Everyone loves a beautiful sunset, but very, very few of us will ever get to see two on the same day. That special treat is reserved for the residents of Kotzebue, Alaska, a remote village that happens to be positioned at just the right latitude, longitude, and time zone to make such an event feasible at a certain time of year.
The phenomenon became possible after Alaska went from four time zones to two time zones in 1983. So, on August 8, 1986, the sun set just after midnight, and then again at 11:56 pm. Two sunsets on the same calendar day isn't the only peculiarity of living in Kotzebue. For several weeks in the summer, the sun will set early in the morning – and then rise later in the morning.

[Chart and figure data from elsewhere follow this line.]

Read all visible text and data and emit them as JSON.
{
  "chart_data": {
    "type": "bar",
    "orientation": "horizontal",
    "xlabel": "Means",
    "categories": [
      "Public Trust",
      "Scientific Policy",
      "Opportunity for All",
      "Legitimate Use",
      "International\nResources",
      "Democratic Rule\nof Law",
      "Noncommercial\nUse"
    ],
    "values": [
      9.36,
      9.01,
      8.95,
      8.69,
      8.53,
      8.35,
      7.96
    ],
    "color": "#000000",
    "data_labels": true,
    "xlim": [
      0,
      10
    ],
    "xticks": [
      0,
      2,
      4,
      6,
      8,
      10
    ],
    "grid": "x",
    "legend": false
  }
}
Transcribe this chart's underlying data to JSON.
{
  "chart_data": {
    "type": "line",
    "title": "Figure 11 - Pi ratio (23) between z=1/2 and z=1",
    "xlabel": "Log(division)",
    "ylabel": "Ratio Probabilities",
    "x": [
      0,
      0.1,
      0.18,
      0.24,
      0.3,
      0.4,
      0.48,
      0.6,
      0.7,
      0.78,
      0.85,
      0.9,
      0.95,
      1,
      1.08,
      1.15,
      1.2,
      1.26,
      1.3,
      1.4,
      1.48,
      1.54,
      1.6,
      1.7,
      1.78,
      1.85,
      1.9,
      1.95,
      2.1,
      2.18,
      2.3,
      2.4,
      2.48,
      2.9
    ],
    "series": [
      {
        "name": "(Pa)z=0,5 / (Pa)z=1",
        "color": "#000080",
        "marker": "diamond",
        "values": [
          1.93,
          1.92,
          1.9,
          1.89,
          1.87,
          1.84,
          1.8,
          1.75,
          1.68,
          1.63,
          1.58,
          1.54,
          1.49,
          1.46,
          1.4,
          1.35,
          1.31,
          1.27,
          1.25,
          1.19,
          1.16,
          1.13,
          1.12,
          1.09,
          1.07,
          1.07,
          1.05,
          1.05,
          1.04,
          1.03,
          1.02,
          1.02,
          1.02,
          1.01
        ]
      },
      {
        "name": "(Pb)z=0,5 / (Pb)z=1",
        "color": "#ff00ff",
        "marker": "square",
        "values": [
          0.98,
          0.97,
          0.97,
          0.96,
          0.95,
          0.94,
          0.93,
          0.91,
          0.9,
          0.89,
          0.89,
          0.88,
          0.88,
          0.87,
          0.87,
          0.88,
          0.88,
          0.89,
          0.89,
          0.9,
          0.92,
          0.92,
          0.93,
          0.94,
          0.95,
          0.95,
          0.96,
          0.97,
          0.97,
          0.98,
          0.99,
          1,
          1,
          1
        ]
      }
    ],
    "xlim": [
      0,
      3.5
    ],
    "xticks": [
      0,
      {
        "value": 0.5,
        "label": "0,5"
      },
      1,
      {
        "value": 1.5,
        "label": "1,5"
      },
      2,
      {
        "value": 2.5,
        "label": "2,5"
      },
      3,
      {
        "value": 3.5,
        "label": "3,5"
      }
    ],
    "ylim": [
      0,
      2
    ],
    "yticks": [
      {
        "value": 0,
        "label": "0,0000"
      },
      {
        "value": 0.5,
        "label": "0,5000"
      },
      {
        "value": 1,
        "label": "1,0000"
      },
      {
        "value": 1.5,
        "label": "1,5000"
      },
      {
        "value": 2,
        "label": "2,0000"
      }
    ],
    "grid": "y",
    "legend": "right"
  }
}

As Ray Downs, a National Weather Service employee who once worked in the Kotzebue office, said: "I've been in charge of that weather station four times and I still have a hard time explaining it."
For those thinking of traveling to catch the double sunset, Kotzebue lies 547 miles (880 km) from Anchorage and 26 miles (42 km) north of the Arctic Circle.
Other unusual places in Alaska:
- Juneau is the state capital, but you can't get there by car; travel requires a plane or boat.
- In 1938, the town of Kennicott quickly went from boasting the world's richest copper mine to being a ghost town, as residents left en masse.
- Just outside of the town of Talkeetna is a house nicknamed the "Dr. Seuss House," which rises whimsically to a height of somewhere between 14 and 17 stories.